Pro tip: To get to your unique perspective, ask yourself: Why is this topic relevant to this audience at this time? What about it is crucial for them to understand in order to move forward?
Ask these questions not once or twice, but over and over — in the repetition, the answers will emerge. The goal is to discover the real need and express it simply and in plain language so listeners can recall and repeat your idea worth sharing.
3. Connect, don’t perform.
It’s easy to watch a masterful TEDx talk and think that the value is in the performance. After all, TED talks are known for being inspiring and entertaining, and TED speakers are absolutely at the top of their games. But to focus on the performance is to miss what really sets these presentations apart: the connection.
Consider your favorite TED talks and why you treasure them. I bet your answer has to do with the speaker’s passion, conviction, and their ability to connect with their listeners. Successful business presentations have this in common with TED-style talks. So how do you ensure you connect with your audience when you give your next presentation?
Developing an authentic business presentation takes thoughtful consideration. A cut-and-paste presentation rarely meets the need. Authenticity requires a commitment to writing and rewriting until you nail the content. Beyond content, delivery matters, too. Consider where to stand and what gestures emphasize your points effectively without coming across as phony or forced. Then, practice out loud.
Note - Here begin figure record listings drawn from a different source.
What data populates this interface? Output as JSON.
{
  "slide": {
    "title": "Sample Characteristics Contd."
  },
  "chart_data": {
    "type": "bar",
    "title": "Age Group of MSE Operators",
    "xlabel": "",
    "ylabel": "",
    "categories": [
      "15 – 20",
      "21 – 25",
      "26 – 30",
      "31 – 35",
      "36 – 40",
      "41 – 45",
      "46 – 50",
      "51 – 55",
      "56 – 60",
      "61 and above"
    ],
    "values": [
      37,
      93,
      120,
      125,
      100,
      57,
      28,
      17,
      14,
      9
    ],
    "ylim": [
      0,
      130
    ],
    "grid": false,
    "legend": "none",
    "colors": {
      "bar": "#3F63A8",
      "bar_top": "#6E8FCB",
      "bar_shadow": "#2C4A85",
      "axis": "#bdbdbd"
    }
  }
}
Thorough preparation will allow you to keep it real and talk to the audience as if you’re talking to a good friend over a favorite beverage; the real you will shine through. This level of authenticity builds rapport, establishes trust and creates a lasting impression with your audience.
Pro tip: A successful presentation is not about getting everything perfect. It’s about being prepared, wanting to connect and sharing openly with others. To get there, remember to practice out loud.
4. Share your passion to inspire.
As a business communicator, you might not always feel as passionate about your subject matter as a TED speaker. However, you can use the desire to accomplish your goals as fuel to drive an engaging delivery that inspires action.
Regardless of the topic or how many times you’ve delivered a presentation on the subject matter, it’s crucial that you deliver your ideas with enthusiasm. Keep in mind that your audience will take their cues from you. If you seem disinterested, you can bet your audience will be bored. To deliver a message that resonates, you must convey your conviction for the topic.
Pro tip: Again, this best practice is about developing the mindset that will make you a successful presenter. It’s your enthusiasm for your topic that drives an engaging, authentic delivery that will in turn resonate with listeners.
Whether you’ve been asked to deliver a TED-style talk or present to your team via video, remember that every presentation is an opportunity to connect with people who can help you achieve results. Use these four best practices to ensure that you’re taking full advantage of your next opportunity.